Authors: K. Hladíková, S. Partlová, V. Koucký, J. Bouček, J.F. Fonteneau, M. Zábrodský, R. Tachezy, M. Grega, R. Špíšek, A. Fialová
Human papillomavirus (HPV) type 16 infection is one of the most important etiological agents of oropharyngeal squamous cell carcinoma. Patients with HPV-associated carcinomas of the head and neck were reported to have a better clinical outcome than patients with HPV-negative tumors. Because HPV16 E6 and E7 oncoproteins are highly immunogenic and constitutively expressed, HPV-specific T cell immunity may play the key role in improving the prognosis of these patients.
Tumor-derived T cells were expanded in high levels of IL-2 and stimulated with HPV16 E6/E7 peptides in the presence or absence of anti-PD-1 monoclonal antibody nivolumab and soluble Tim-3.

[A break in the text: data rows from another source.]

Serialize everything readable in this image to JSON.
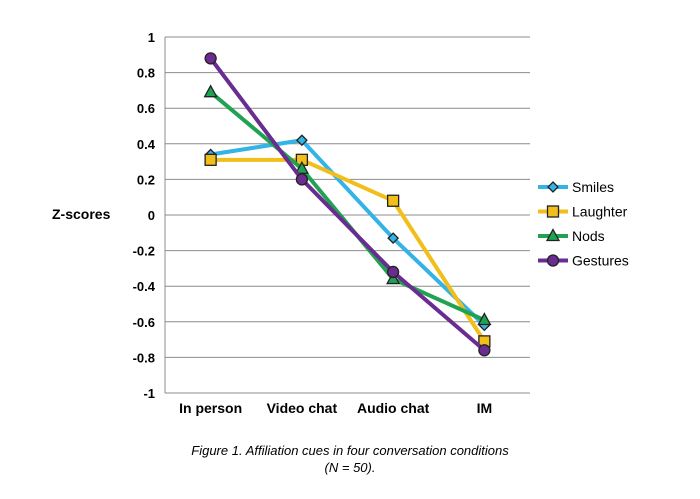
{
  "chart_data": {
    "type": "line",
    "categories": [
      "In person",
      "Video chat",
      "Audio chat",
      "IM"
    ],
    "ylabel": "Z-scores",
    "xlabel": "",
    "ylim": [
      -1,
      1
    ],
    "yticks": [
      "1",
      "0.8",
      "0.6",
      "0.4",
      "0.2",
      "0",
      "-0.2",
      "-0.4",
      "-0.6",
      "-0.8",
      "-1"
    ],
    "grid": "horizontal",
    "legend_position": "right",
    "series": [
      {
        "name": "Smiles",
        "values": [
          0.34,
          0.42,
          -0.13,
          -0.62
        ],
        "color": "#33B3E6",
        "marker": "diamond"
      },
      {
        "name": "Laughter",
        "values": [
          0.31,
          0.31,
          0.08,
          -0.71
        ],
        "color": "#F2BE1A",
        "marker": "square"
      },
      {
        "name": "Nods",
        "values": [
          0.69,
          0.26,
          -0.36,
          -0.59
        ],
        "color": "#1FA352",
        "marker": "triangle"
      },
      {
        "name": "Gestures",
        "values": [
          0.88,
          0.2,
          -0.32,
          -0.76
        ],
        "color": "#6B2C91",
        "marker": "circle"
      }
    ]
  },
  "caption": {
    "line1": "Figure 1. Affiliation cues in four conversation conditions",
    "line2": "(N = 50)."
  }
}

HPV16-specific tumor-infiltrating T cells were present in 73.1% of HPV-associated oropharyngeal tumors. HPV16 specific CD8+ TILs were able to produce IFNγ upon specific stimulation and predominantly expressed PD-1 but not Tim-3. Specific IFNγ production was further enhanced after a blockade of both PD-1 and Tim-3 pathways but not after a PD-1 blockade alone. Additionally, the specific stimulation of anti-HPV16 CD8+ T cells suppressed Tim-3 upregulation after the PD-1 blockade.
Our data provide the rationale for combination cancer immunotherapy approaches, including the dual blockade of PD-1 and Tim-3 and, potentially, the use of HPV16-directed therapeutic vaccines.